国鉄では,旧来の網羅的駅配置を前提としたヤード依存度の高い集結輸送の体制を,拠点駅間の直行輸送体制にシステムチエンジを行うため,後述のフレートライナー輸送方式の推進とともに,物資別適合輸送方式の整備・促進をはかつている。石油,石灰石,セメント,自動車等の分野では,専用基地の整備,専用貨車の開発・増備,専用列車の拡充等が進められており,これらの物資の輸送量は,貨物輸送の低落のなかでも毎年着実な伸びを示している。
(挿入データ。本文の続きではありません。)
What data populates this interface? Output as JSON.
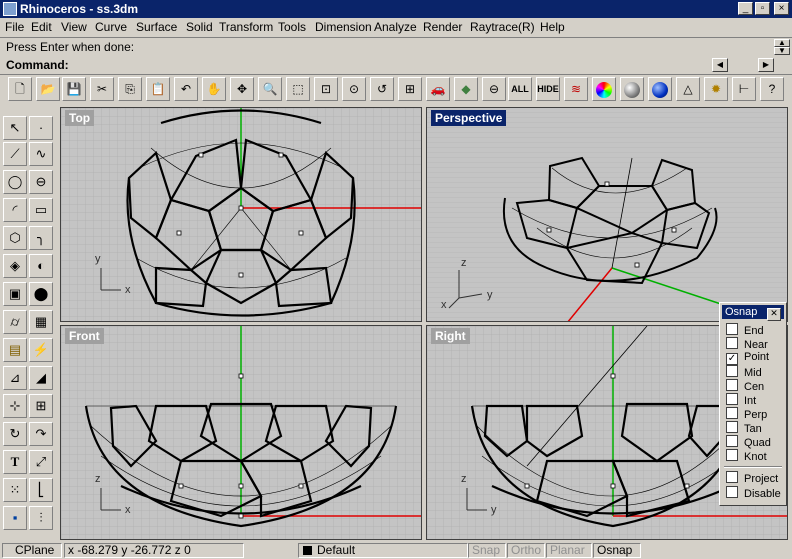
{
  "window": {
    "title": "Rhinoceros - ss.3dm"
  },
  "menu": [
    "File",
    "Edit",
    "View",
    "Curve",
    "Surface",
    "Solid",
    "Transform",
    "Tools",
    "Dimension",
    "Analyze",
    "Render",
    "Raytrace(R)",
    "Help"
  ],
  "command_history": "Press Enter when done:",
  "command_prompt": "Command:",
  "toolbar": {
    "all_label": "ALL",
    "hide_label": "HIDE"
  },
  "viewports": {
    "top": "Top",
    "perspective": "Perspective",
    "front": "Front",
    "right": "Right"
  },
  "osnap": {
    "title": "Osnap",
    "close": "✕",
    "items": [
      {
        "label": "End",
        "checked": false
      },
      {
        "label": "Near",
        "checked": false
      },
      {
        "label": "Point",
        "checked": true
      },
      {
        "label": "Mid",
        "checked": false
      },
      {
        "label": "Cen",
        "checked": false
      },
      {
        "label": "Int",
        "checked": false
      },
      {
        "label": "Perp",
        "checked": false
      },
      {
        "label": "Tan",
        "checked": false
      },
      {
        "label": "Quad",
        "checked": false
      },
      {
        "label": "Knot",
        "checked": false
      }
    ],
    "extra": [
      {
        "label": "Project",
        "checked": false
      },
      {
        "label": "Disable",
        "checked": false
      }
    ]
  },
  "status": {
    "cplane": "CPlane",
    "coords": "x -68.279  y -26.772  z 0",
    "layer": "Default",
    "snap": "Snap",
    "ortho": "Ortho",
    "planar": "Planar",
    "osnap": "Osnap"
  },
  "colors": {
    "x_axis": "#e00000",
    "y_axis": "#00c000",
    "active_viewport": "#0a246a"
  }
}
異種交通機関を有機的に結合し,戸口から戸口までの一貫輸送をめざす協同一貫輸送方式として,まず,鉄道の大量高速性と自動車の機動力とを組み合わせたフレートライナーがある。
つぎに,自動車の機動力と船舶の大量輸送力とを組み合わせた長距離フエリー(航路距離300km以上)は,43年に小倉-神戸間に開設されて以来,近年のモータリゼーシヨンの進展,道路混雑の激化,労働力不足等とあいまつて,急激な伸びを示し,48年6月末現在,20航路に42隻が運航されている。47年度の自動車航送台数は104万6,700台(前年度比79.5%増)で,そのうち41万4,600台(同2.3倍)はトラツクであつた。トラツク航送における無人車率は,45年度18.5%,46年度27.2%,47年度41.2%と急激に高くなつてきている。その航路距離が長いほど無人車輸送のメリツトが高いフエリー輸送は,航路網の拡充,整備とともに,幹線鉄道,幹線道路に匹敵する新しい海上幹線輸送体系を着々と形成しつつある。